An October 2013 online survey of 2,020 adults found that only 27 percent of Americans say they can converse in more than one language, while 73 percent say they can’t. That’s why the following riddle strikes many of us as spot-on:

What do you call a person who speaks three languages? Trilingual.

What do you call a person who speaks two languages? Bilingual.

What do you call a person who speaks one language? American.

• • •

In addition to his exemplary life, the late Jerry Coleman, the voice of the San Diego Padres, was known for his endearing “Colemanisms,” slips of the tongue committed in the broadcast booth. From the trove of Colemanisms I’ve collected over the years here are my 10 favorites:

• Rick Folkers is throwing up in the bullpen.

• Sunday is Senior Citizens’ Day.
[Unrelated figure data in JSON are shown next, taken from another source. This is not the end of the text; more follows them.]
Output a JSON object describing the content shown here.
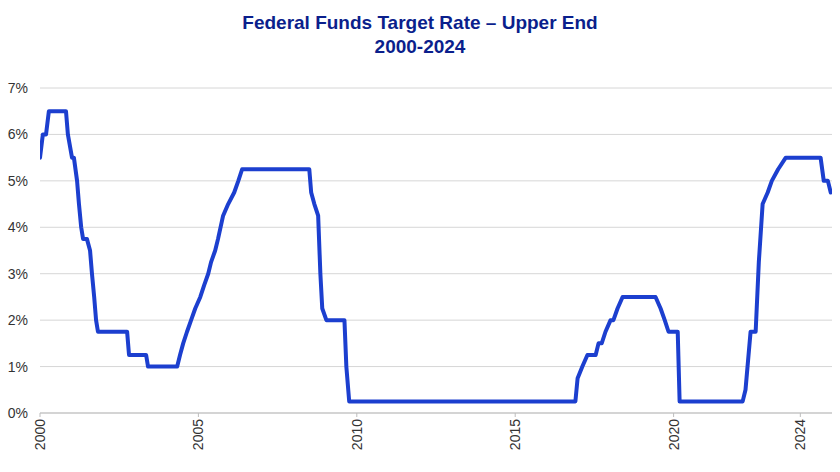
{
  "chart_data": {
    "type": "line",
    "title": "Federal Funds Target Rate – Upper End",
    "subtitle": "2000-2024",
    "color": "#1c3fcf",
    "grid": true,
    "xlim": [
      2000,
      2025
    ],
    "xticks": [
      2000,
      2005,
      2010,
      2015,
      2020,
      2024
    ],
    "ylim": [
      0,
      7
    ],
    "yticks": [
      {
        "value": 0,
        "label": "0%"
      },
      {
        "value": 1,
        "label": "1%"
      },
      {
        "value": 2,
        "label": "2%"
      },
      {
        "value": 3,
        "label": "3%"
      },
      {
        "value": 4,
        "label": "4%"
      },
      {
        "value": 5,
        "label": "5%"
      },
      {
        "value": 6,
        "label": "6%"
      },
      {
        "value": 7,
        "label": "7%"
      }
    ],
    "x": [
      2000.0,
      2000.09,
      2000.19,
      2000.28,
      2000.82,
      2000.88,
      2001.01,
      2001.07,
      2001.17,
      2001.23,
      2001.3,
      2001.36,
      2001.48,
      2001.58,
      2001.64,
      2001.71,
      2001.77,
      2001.83,
      2002.75,
      2002.81,
      2003.35,
      2003.41,
      2004.33,
      2004.42,
      2004.52,
      2004.64,
      2004.77,
      2004.9,
      2005.06,
      2005.18,
      2005.31,
      2005.4,
      2005.53,
      2005.62,
      2005.78,
      2005.94,
      2006.13,
      2006.26,
      2006.38,
      2008.5,
      2008.56,
      2008.66,
      2008.78,
      2008.85,
      2008.91,
      2009.04,
      2009.61,
      2009.67,
      2009.76,
      2016.9,
      2016.97,
      2017.12,
      2017.28,
      2017.54,
      2017.63,
      2017.73,
      2017.85,
      2018.01,
      2018.1,
      2018.23,
      2018.39,
      2019.43,
      2019.59,
      2019.72,
      2019.84,
      2020.13,
      2020.19,
      2022.18,
      2022.27,
      2022.43,
      2022.59,
      2022.69,
      2022.81,
      2022.97,
      2023.1,
      2023.3,
      2023.54,
      2024.64,
      2024.74,
      2024.87,
      2024.96
    ],
    "values": [
      5.5,
      6.0,
      6.0,
      6.5,
      6.5,
      6.0,
      5.5,
      5.5,
      5.0,
      4.5,
      4.0,
      3.75,
      3.75,
      3.5,
      3.0,
      2.5,
      2.0,
      1.75,
      1.75,
      1.25,
      1.25,
      1.0,
      1.0,
      1.25,
      1.5,
      1.75,
      2.0,
      2.25,
      2.5,
      2.75,
      3.0,
      3.25,
      3.5,
      3.75,
      4.25,
      4.5,
      4.75,
      5.0,
      5.25,
      5.25,
      4.75,
      4.5,
      4.25,
      3.0,
      2.25,
      2.0,
      2.0,
      1.0,
      0.25,
      0.25,
      0.75,
      1.0,
      1.25,
      1.25,
      1.5,
      1.5,
      1.75,
      2.0,
      2.0,
      2.25,
      2.5,
      2.5,
      2.25,
      2.0,
      1.75,
      1.75,
      0.25,
      0.25,
      0.5,
      1.75,
      1.75,
      3.25,
      4.5,
      4.75,
      5.0,
      5.25,
      5.5,
      5.5,
      5.0,
      5.0,
      4.75
    ]
  }
}
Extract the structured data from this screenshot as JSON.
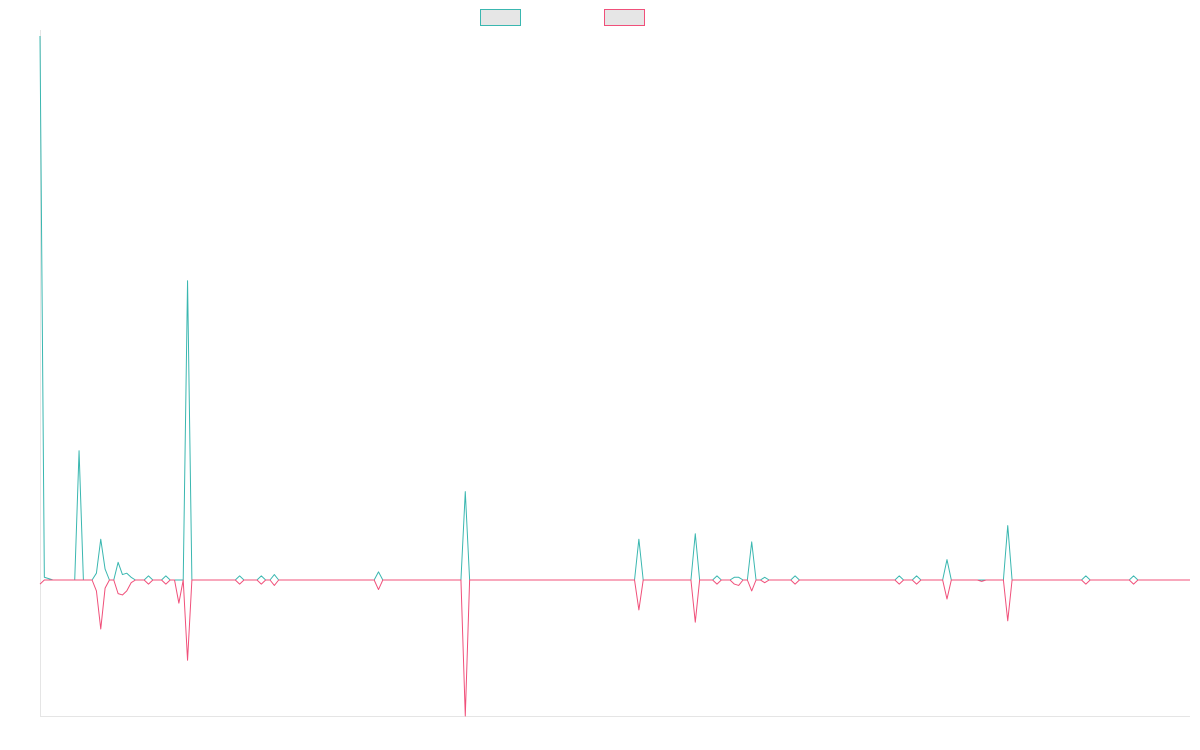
{
  "chart_data": {
    "type": "line",
    "title": "",
    "xlabel": "",
    "ylabel": "",
    "grid": false,
    "legend": {
      "position": "top-center",
      "entries": [
        {
          "name": "",
          "color": "#3ab7b0",
          "fill": "#e6e6e6"
        },
        {
          "name": "",
          "color": "#f0507a",
          "fill": "#e6e6e6"
        }
      ]
    },
    "x_count": 266,
    "xlim": [
      0,
      265
    ],
    "ylim": [
      -100,
      400
    ],
    "baseline": 0,
    "series": [
      {
        "name": "",
        "color": "#3ab7b0",
        "points": [
          [
            0,
            400
          ],
          [
            1,
            2
          ],
          [
            3,
            0
          ],
          [
            8,
            0
          ],
          [
            9,
            95
          ],
          [
            10,
            0
          ],
          [
            12,
            0
          ],
          [
            13,
            5
          ],
          [
            14,
            30
          ],
          [
            15,
            8
          ],
          [
            16,
            0
          ],
          [
            17,
            0
          ],
          [
            18,
            13
          ],
          [
            19,
            4
          ],
          [
            20,
            5
          ],
          [
            21,
            2
          ],
          [
            22,
            0
          ],
          [
            24,
            0
          ],
          [
            25,
            3
          ],
          [
            26,
            0
          ],
          [
            28,
            0
          ],
          [
            29,
            3
          ],
          [
            30,
            0
          ],
          [
            33,
            0
          ],
          [
            34,
            220
          ],
          [
            35,
            0
          ],
          [
            45,
            0
          ],
          [
            46,
            3
          ],
          [
            47,
            0
          ],
          [
            50,
            0
          ],
          [
            51,
            3
          ],
          [
            52,
            0
          ],
          [
            53,
            0
          ],
          [
            54,
            4
          ],
          [
            55,
            0
          ],
          [
            77,
            0
          ],
          [
            78,
            6
          ],
          [
            79,
            0
          ],
          [
            97,
            0
          ],
          [
            98,
            65
          ],
          [
            99,
            0
          ],
          [
            137,
            0
          ],
          [
            138,
            30
          ],
          [
            139,
            0
          ],
          [
            150,
            0
          ],
          [
            151,
            34
          ],
          [
            152,
            0
          ],
          [
            155,
            0
          ],
          [
            156,
            3
          ],
          [
            157,
            0
          ],
          [
            159,
            0
          ],
          [
            160,
            2
          ],
          [
            161,
            2
          ],
          [
            162,
            0
          ],
          [
            163,
            0
          ],
          [
            164,
            28
          ],
          [
            165,
            0
          ],
          [
            166,
            0
          ],
          [
            167,
            2
          ],
          [
            168,
            0
          ],
          [
            173,
            0
          ],
          [
            174,
            3
          ],
          [
            175,
            0
          ],
          [
            197,
            0
          ],
          [
            198,
            3
          ],
          [
            199,
            0
          ],
          [
            201,
            0
          ],
          [
            202,
            3
          ],
          [
            203,
            0
          ],
          [
            208,
            0
          ],
          [
            209,
            15
          ],
          [
            210,
            0
          ],
          [
            216,
            0
          ],
          [
            217,
            0
          ],
          [
            218,
            0
          ],
          [
            222,
            0
          ],
          [
            223,
            40
          ],
          [
            224,
            0
          ],
          [
            240,
            0
          ],
          [
            241,
            3
          ],
          [
            242,
            0
          ],
          [
            251,
            0
          ],
          [
            252,
            3
          ],
          [
            253,
            0
          ],
          [
            266,
            0
          ],
          [
            267,
            3
          ],
          [
            268,
            0
          ]
        ]
      },
      {
        "name": "",
        "color": "#f0507a",
        "points": [
          [
            0,
            -3
          ],
          [
            1,
            0
          ],
          [
            3,
            0
          ],
          [
            8,
            0
          ],
          [
            9,
            0
          ],
          [
            12,
            0
          ],
          [
            13,
            -8
          ],
          [
            14,
            -36
          ],
          [
            15,
            -6
          ],
          [
            16,
            0
          ],
          [
            17,
            0
          ],
          [
            18,
            -10
          ],
          [
            19,
            -11
          ],
          [
            20,
            -8
          ],
          [
            21,
            -2
          ],
          [
            22,
            0
          ],
          [
            24,
            0
          ],
          [
            25,
            -3
          ],
          [
            26,
            0
          ],
          [
            28,
            0
          ],
          [
            29,
            -3
          ],
          [
            30,
            0
          ],
          [
            31,
            0
          ],
          [
            32,
            -17
          ],
          [
            33,
            0
          ],
          [
            34,
            -59
          ],
          [
            35,
            0
          ],
          [
            45,
            0
          ],
          [
            46,
            -3
          ],
          [
            47,
            0
          ],
          [
            50,
            0
          ],
          [
            51,
            -3
          ],
          [
            52,
            0
          ],
          [
            53,
            0
          ],
          [
            54,
            -4
          ],
          [
            55,
            0
          ],
          [
            77,
            0
          ],
          [
            78,
            -7
          ],
          [
            79,
            0
          ],
          [
            97,
            0
          ],
          [
            98,
            -100
          ],
          [
            99,
            0
          ],
          [
            137,
            0
          ],
          [
            138,
            -22
          ],
          [
            139,
            0
          ],
          [
            150,
            0
          ],
          [
            151,
            -31
          ],
          [
            152,
            0
          ],
          [
            155,
            0
          ],
          [
            156,
            -3
          ],
          [
            157,
            0
          ],
          [
            159,
            0
          ],
          [
            160,
            -3
          ],
          [
            161,
            -4
          ],
          [
            162,
            0
          ],
          [
            163,
            0
          ],
          [
            164,
            -8
          ],
          [
            165,
            0
          ],
          [
            166,
            0
          ],
          [
            167,
            -2
          ],
          [
            168,
            0
          ],
          [
            173,
            0
          ],
          [
            174,
            -3
          ],
          [
            175,
            0
          ],
          [
            197,
            0
          ],
          [
            198,
            -3
          ],
          [
            199,
            0
          ],
          [
            201,
            0
          ],
          [
            202,
            -3
          ],
          [
            203,
            0
          ],
          [
            208,
            0
          ],
          [
            209,
            -14
          ],
          [
            210,
            0
          ],
          [
            216,
            0
          ],
          [
            217,
            -1
          ],
          [
            218,
            0
          ],
          [
            222,
            0
          ],
          [
            223,
            -30
          ],
          [
            224,
            0
          ],
          [
            240,
            0
          ],
          [
            241,
            -3
          ],
          [
            242,
            0
          ],
          [
            251,
            0
          ],
          [
            252,
            -3
          ],
          [
            253,
            0
          ],
          [
            266,
            0
          ],
          [
            267,
            -3
          ],
          [
            268,
            0
          ]
        ]
      }
    ]
  }
}
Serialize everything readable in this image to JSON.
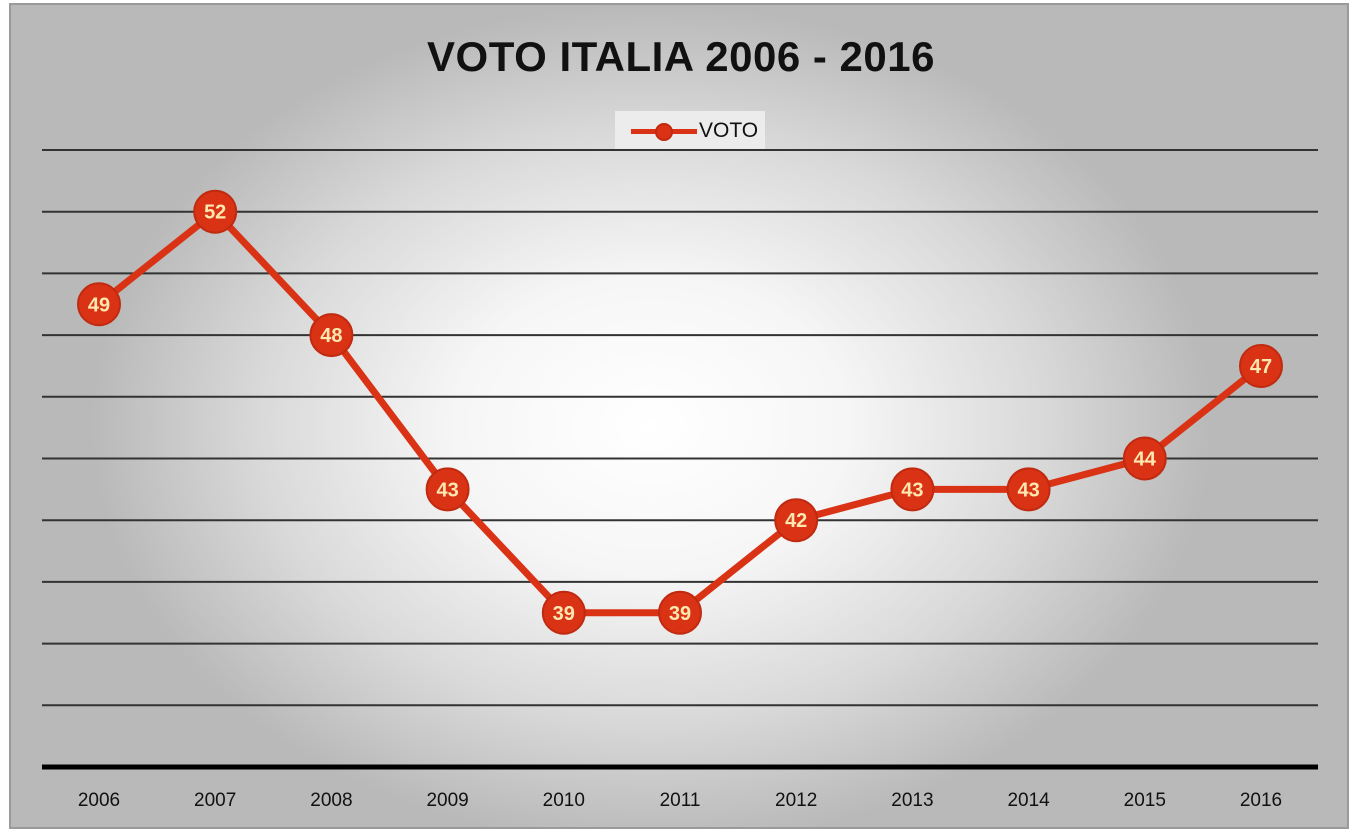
{
  "chart_data": {
    "type": "line",
    "title": "VOTO ITALIA 2006 - 2016",
    "xlabel": "",
    "ylabel": "",
    "categories": [
      "2006",
      "2007",
      "2008",
      "2009",
      "2010",
      "2011",
      "2012",
      "2013",
      "2014",
      "2015",
      "2016"
    ],
    "series": [
      {
        "name": "VOTO",
        "values": [
          49,
          52,
          48,
          43,
          39,
          39,
          42,
          43,
          43,
          44,
          47
        ]
      }
    ],
    "ylim": [
      34,
      54
    ],
    "ytick_step": 2,
    "grid": true,
    "y_tick_labels_shown": false,
    "data_labels": true,
    "legend": "top-center",
    "colors": {
      "series": "#d93214",
      "marker_edge": "#c02a10",
      "data_label_text": "#ffe7b0",
      "gridline": "#333333",
      "axis": "#000000"
    }
  }
}
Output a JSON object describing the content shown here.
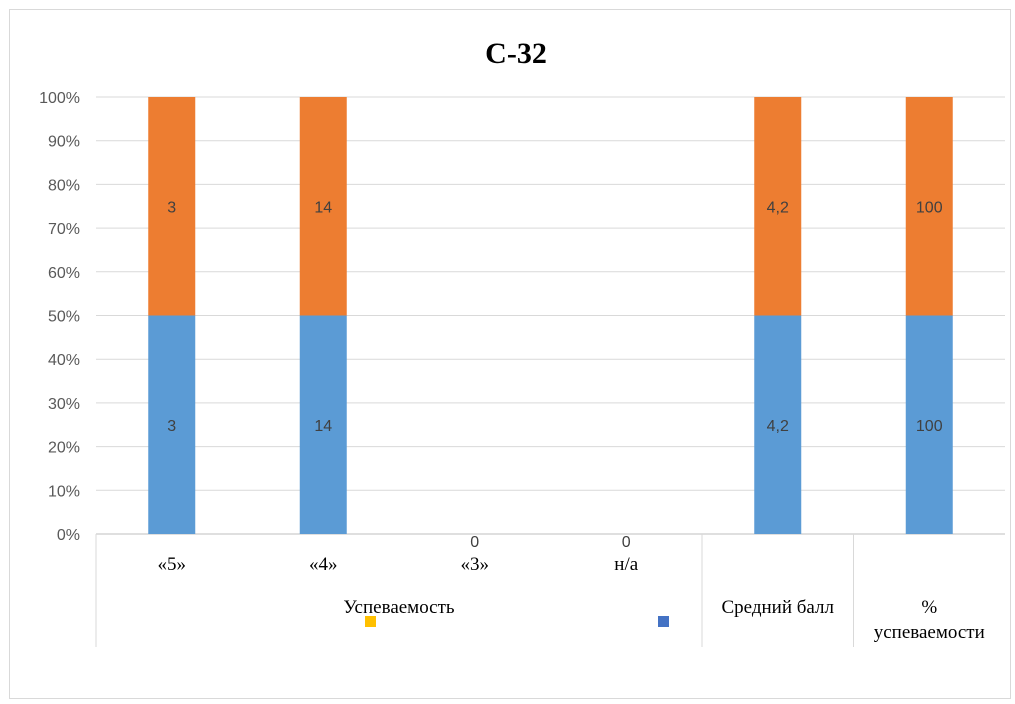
{
  "chart_data": {
    "type": "bar",
    "stacked": "percent",
    "title": "С-32",
    "categories": [
      "«5»",
      "«4»",
      "«3»",
      "н/а",
      "Средний балл",
      "% успеваемости"
    ],
    "category_groups": [
      {
        "label": "Успеваемость",
        "categories": [
          "«5»",
          "«4»",
          "«3»",
          "н/а"
        ]
      }
    ],
    "series": [
      {
        "values": [
          3,
          14,
          0,
          0,
          4.2,
          100
        ],
        "color": "#5b9bd5"
      },
      {
        "values": [
          3,
          14,
          0,
          0,
          4.2,
          100
        ],
        "color": "#ed7d31"
      }
    ],
    "data_labels": [
      [
        "3",
        "14",
        "0",
        "0",
        "4,2",
        "100"
      ],
      [
        "3",
        "14",
        "",
        "",
        "4,2",
        "100"
      ]
    ],
    "yticks": [
      "0%",
      "10%",
      "20%",
      "30%",
      "40%",
      "50%",
      "60%",
      "70%",
      "80%",
      "90%",
      "100%"
    ],
    "ylim": [
      0,
      100
    ],
    "grid": true,
    "legend_marker_colors": [
      "#ffc000",
      "#4472c4"
    ]
  }
}
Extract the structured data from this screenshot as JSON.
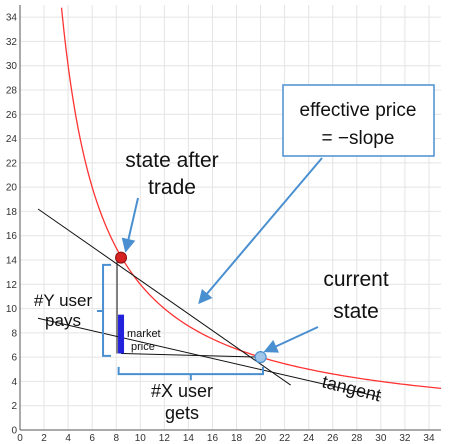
{
  "chart_data": {
    "type": "line",
    "title": "",
    "xlabel": "",
    "ylabel": "",
    "xlim": [
      0,
      35
    ],
    "ylim": [
      0,
      35
    ],
    "x_ticks": [
      0,
      2,
      4,
      6,
      8,
      10,
      12,
      14,
      16,
      18,
      20,
      22,
      24,
      26,
      28,
      30,
      32,
      34
    ],
    "y_ticks": [
      0,
      2,
      4,
      6,
      8,
      10,
      12,
      14,
      16,
      18,
      20,
      22,
      24,
      26,
      28,
      30,
      32,
      34
    ],
    "grid": true,
    "curve": {
      "kind": "hyperbola",
      "k": 120,
      "x_range": [
        3.45,
        35
      ],
      "color": "#ff3333"
    },
    "points": {
      "current_state": {
        "x": 20,
        "y": 6,
        "color": "#9fc5e8"
      },
      "state_after_trade": {
        "x": 8.4,
        "y": 14.2,
        "color": "#d62222"
      }
    },
    "lines": {
      "tangent": {
        "from": [
          1.5,
          9.2
        ],
        "to": [
          30,
          2.7
        ],
        "color": "#111111"
      },
      "effective_price": {
        "from": [
          1.5,
          18.2
        ],
        "to": [
          22.5,
          3.7
        ],
        "color": "#111111"
      },
      "market_price": {
        "from": [
          8.4,
          6.3
        ],
        "to": [
          20,
          6
        ],
        "color": "#111111"
      }
    },
    "market_price_bar": {
      "x": 8.4,
      "y_low": 6.3,
      "y_high": 9.5,
      "color": "#2222dd"
    },
    "annotations": {
      "state_after_trade": [
        "state after",
        "trade"
      ],
      "current_state": [
        "current",
        "state"
      ],
      "effective_price": [
        "effective price",
        "= −slope"
      ],
      "y_user_pays": [
        "#Y user",
        "pays"
      ],
      "x_user_gets": [
        "#X user",
        "gets"
      ],
      "market_price": [
        "market",
        "price"
      ],
      "tangent": "tangent"
    }
  }
}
And if you want to become a senior citizen, just call the Padre ticket office.

• Mike Caldwell, the Padres’ right-handed southpaw, will pitch tonight.

• The pitcher has a blister on the index hand of his pitching finger.

• If Pete Rose brings the Reds in first, they ought to bronze him and put him in cement.

• Edwards missed getting Stearns at third base by an eyeball.

• George Hendrick simply lost that sun-blown pop-up.

• [Dave] Winfield goes back to the wall. He hits his head on the wall, and it rolls off. It’s rolling all the way back to second base. This is a terrible thing for the Padres.

• That big guy, Winfield, at 6’6”, can do things only a small man can do.

• Ozzie Smith just made another play that I’ve never seen anyone else make before, and I’ve seen him make it more often than anyone else ever has.